Salah satu faktor keberhasilan penyebaran Islam di Mandar adalah karena faktor politik, artinya penerimaan terhadap Islam mendapat dukungan yang kuat dari penguasa setempat. Beberapa raja bahkan juga kemudian menjadi penyebar Islam, seperti Tuan di Binuang.

Selain melalui pendekatan politik, juga faktor kultural seperti pendidikan pesantren. Para penyebar Islam itu adalah para ahli ilmu, sehingga mereka mendirikan pesantren sebagai pusat pendidikan dakwah dan keilmuan, yang dalam bahasa lokal disebut Mukim Patappulo. Keberadaan Mukim Patappulo mirip layaknya Surau di Sumatra Barat.

Meskipun demikian, tidak dapat dipungkiri ada faktor lain seperti kharisma tokoh ulama lokal, yangmana beberapa ulama dikenal sebagai sufi pelaku tarekat yang ikhlas penuh dengan karomah seperti KH Muhammad Thahir (Imam Lapeo). Namanya terdengar begitu melegenda dan kharismatis di tengah masyarakat sehingga turut memperkuat penerimaan mereka terhadap Islam.

Gambar: Mushaf al-Quran tulisan Syekh Abdul Mannan di Majene Sulawesi Barat.

Jejak proses Islamisasi masih dapat kita saksikan hari ini. Selain makam-makam tokoh ulama yang sering diziarahi, di antara saksi bisu islamisasi di Mandar adalah peninggalan berupa al-Quran yang ditulis tangan oleh Syekh Abdul Mannan. Al-Quran ini digunakan sumber pengajaran Islam, dan ditulis dengan menggunakan getah pohon,  hingga sekarang diperkirakan berusia lebih dari 400 tahun. Mushaf ini merupakan salah satu peninggalan penting dalam sejarah penyebaran Islam di Majene, Sulawesi Barat.

Baca juga: Mengenal Beberapa Manuskrip al-Quran Tertua

Selain itu, saksi islamisasi lainnya yang dapat kita saksikan hari ini adalah masjid Nurut Taubah Imam Lapeo, yang menjadi pusat penyebaran Islam oleh KH Muhammad Thahir (Imam Lapeo).
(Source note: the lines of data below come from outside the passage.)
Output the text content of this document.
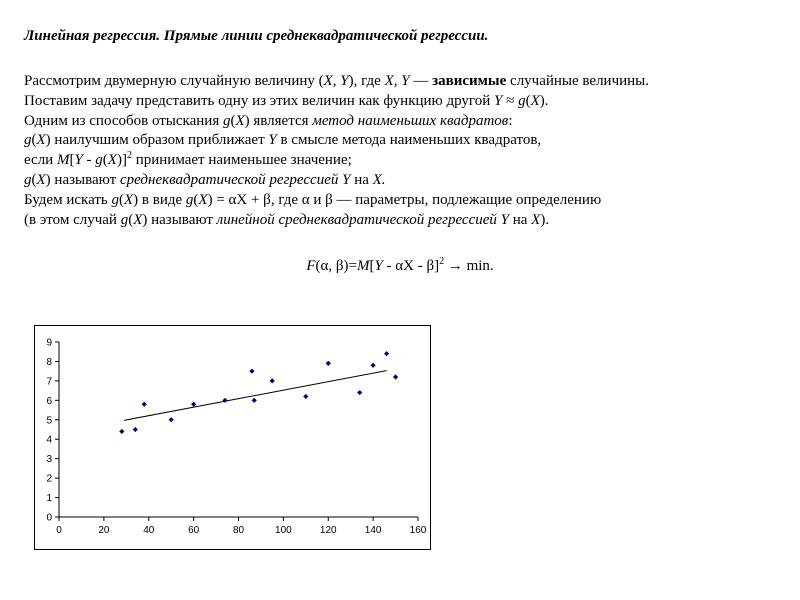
Линейная регрессия. Прямые линии среднеквадратической регрессии.
Рассмотрим двумерную случайную величину (X, Y), где X, Y — зависимые случайные величины.
Поставим задачу представить одну из этих величин как функцию другой Y ≈ g(X).
Одним из способов отыскания g(X) является метод наименьших квадратов:
g(X) наилучшим образом приближает Y в смысле метода наименьших квадратов,
если M[Y - g(X)]$^2$ принимает наименьшее значение;
g(X) называют среднеквадратической регрессией Y на X.
Будем искать g(X) в виде g(X) = αX + β, где α и β — параметры, подлежащие определению
(в этом случай g(X) называют линейной среднеквадратической регрессией Y на X).
F(α, β)=M[Y - αX - β]$^2$ → min.
0
1
2
3
4
5
6
7
8
9
0	20	40	60	80	100	120	140	160
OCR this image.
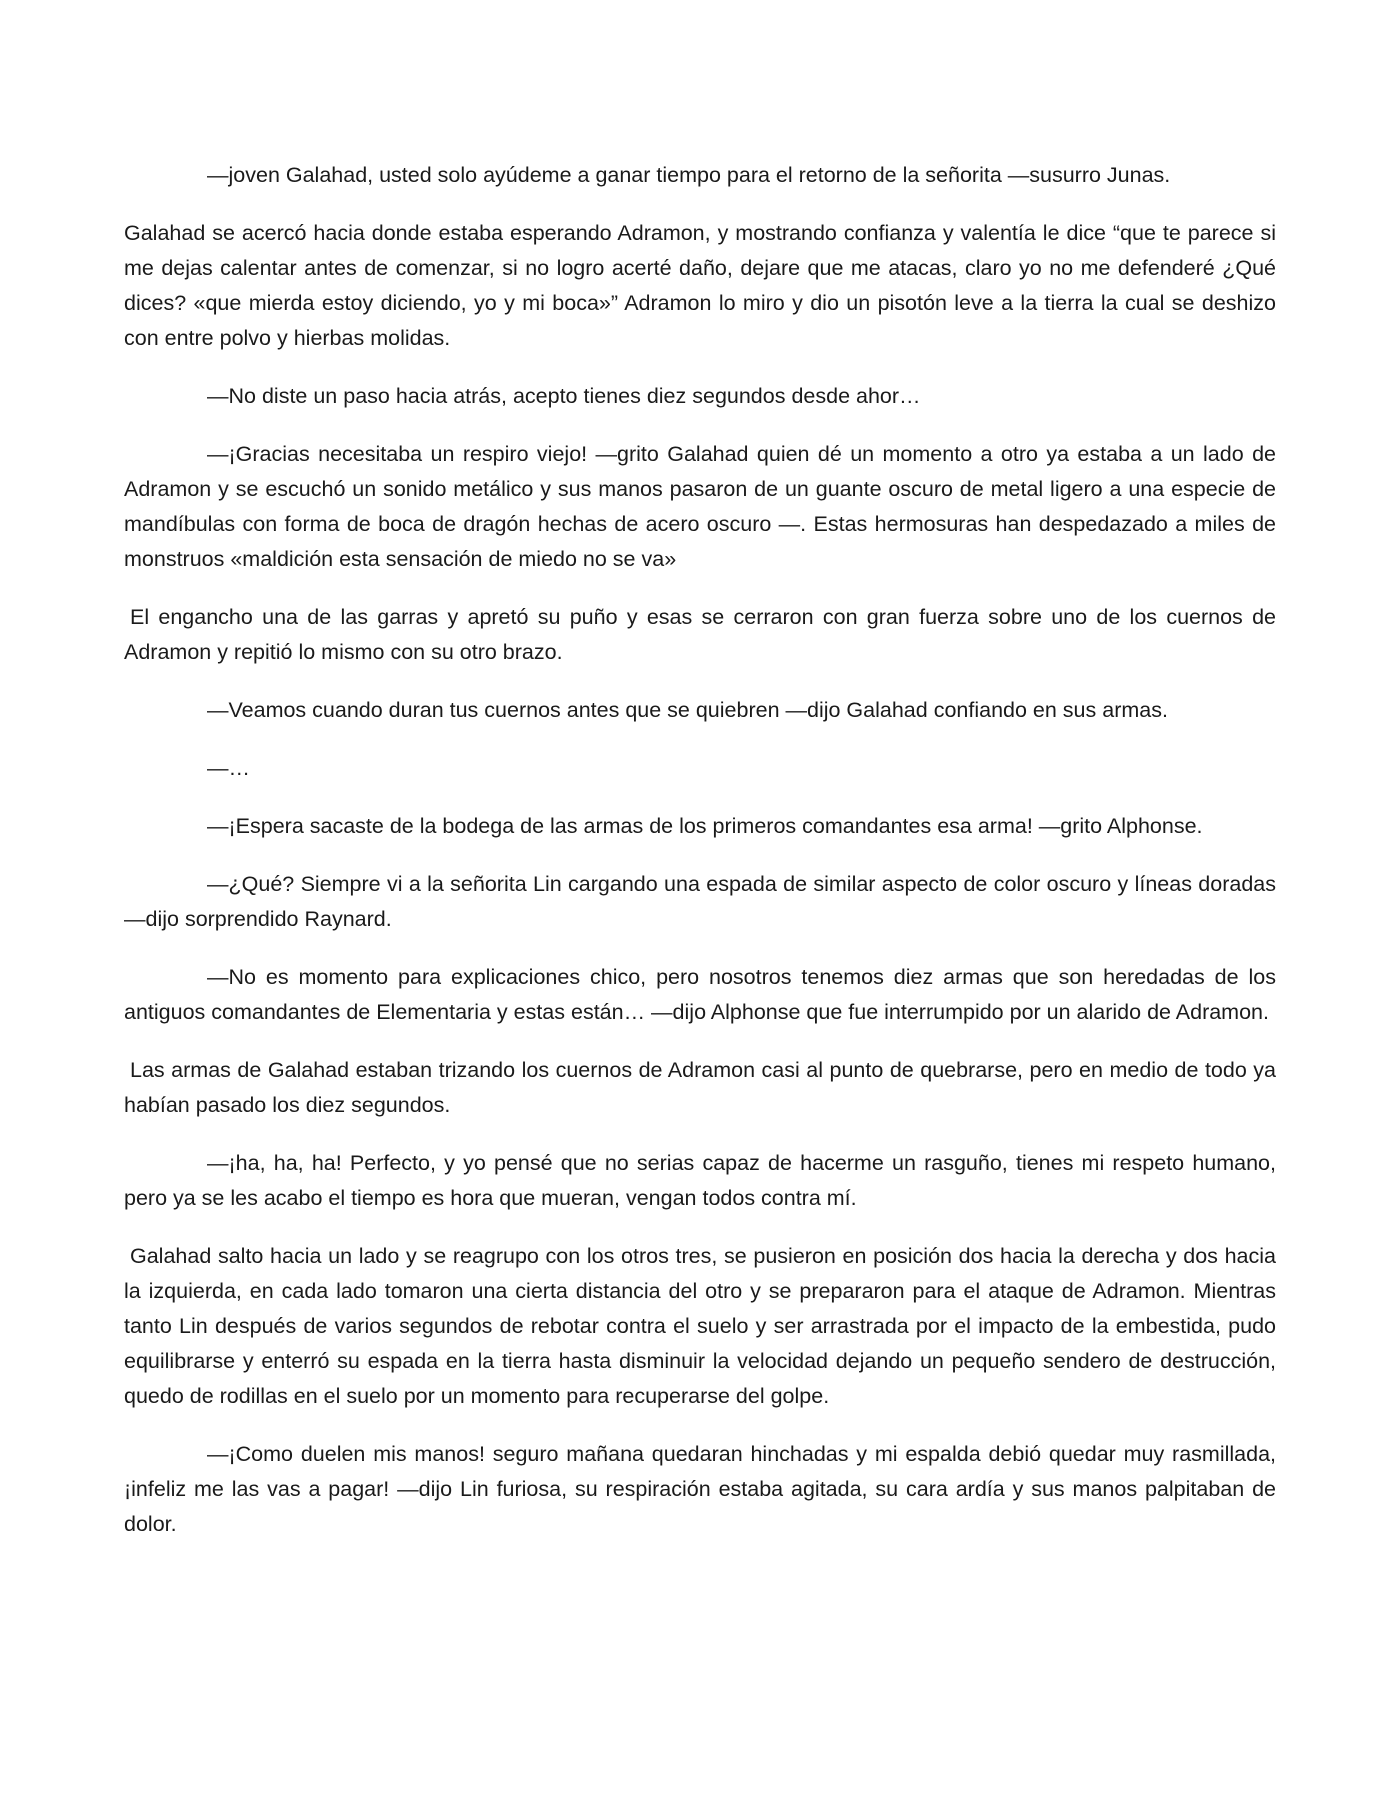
—joven Galahad, usted solo ayúdeme a ganar tiempo para el retorno de la señorita —susurro Junas.

Galahad se acercó hacia donde estaba esperando Adramon, y mostrando confianza y valentía le dice “que te parece si me dejas calentar antes de comenzar, si no logro acerté daño, dejare que me atacas, claro yo no me defenderé ¿Qué dices? «que mierda estoy diciendo, yo y mi boca»” Adramon lo miro y dio un pisotón leve a la tierra la cual se deshizo con entre polvo y hierbas molidas.

—No diste un paso hacia atrás, acepto tienes diez segundos desde ahor…

—¡Gracias necesitaba un respiro viejo! —grito Galahad quien dé un momento a otro ya estaba a un lado de Adramon y se escuchó un sonido metálico y sus manos pasaron de un guante oscuro de metal ligero a una especie de mandíbulas con forma de boca de dragón hechas de acero oscuro —. Estas hermosuras han despedazado a miles de monstruos «maldición esta sensación de miedo no se va»

El enganchо una de las garras y apretó su puño y esas se cerraron con gran fuerza sobre uno de los cuernos de Adramon y repitió lo mismo con su otro brazo.

—Veamos cuando duran tus cuernos antes que se quiebren —dijo Galahad confiando en sus armas.

—…

—¡Espera sacaste de la bodega de las armas de los primeros comandantes esa arma! —grito Alphonse.

—¿Qué? Siempre vi a la señorita Lin cargando una espada de similar aspecto de color oscuro y líneas doradas —dijo sorprendido Raynard.

—No es momento para explicaciones chico, pero nosotros tenemos diez armas que son heredadas de los antiguos comandantes de Elementaria y estas están… —dijo Alphonse que fue interrumpido por un alarido de Adramon.

Las armas de Galahad estaban trizando los cuernos de Adramon casi al punto de quebrarse, pero en medio de todo ya habían pasado los diez segundos.

—¡ha, ha, ha! Perfecto, y yo pensé que no serias capaz de hacerme un rasguño, tienes mi respeto humano, pero ya se les acabo el tiempo es hora que mueran, vengan todos contra mí.

Galahad salto hacia un lado y se reagrupo con los otros tres, se pusieron en posición dos hacia la derecha y dos hacia la izquierda, en cada lado tomaron una cierta distancia del otro y se prepararon para el ataque de Adramon. Mientras tanto Lin después de varios segundos de rebotar contra el suelo y ser arrastrada por el impacto de la embestida, pudo equilibrarse y enterró su espada en la tierra hasta disminuir la velocidad dejando un pequeño sendero de destrucción, quedo de rodillas en el suelo por un momento para recuperarse del golpe.

—¡Como duelen mis manos! seguro mañana quedaran hinchadas y mi espalda debió quedar muy rasmillada, ¡infeliz me las vas a pagar! —dijo Lin furiosa, su respiración estaba agitada, su cara ardía y sus manos palpitaban de dolor.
Masjid ini masih menjadi pusat kegiatan Islam hari ini, baik untuk pengajian, ibadah, maupun juga berziarah. Hampir setiap hari Masjid Nurut Taubah dikunjungi jamaah baik dari dalam maupun luar daerah.

Di antara karakteristik Islam yang terbangun di masyarakat Mandar adalah Islam yang berakulturasi dengan kebudayaan lokal. Islam datang tidak menghapus tradisi yang ada, sehingga tradisi lokal dipertahankan dengan nuansa berbeda yang lebih islami. Islam berkembang satu tarikan nafas dengan budaya.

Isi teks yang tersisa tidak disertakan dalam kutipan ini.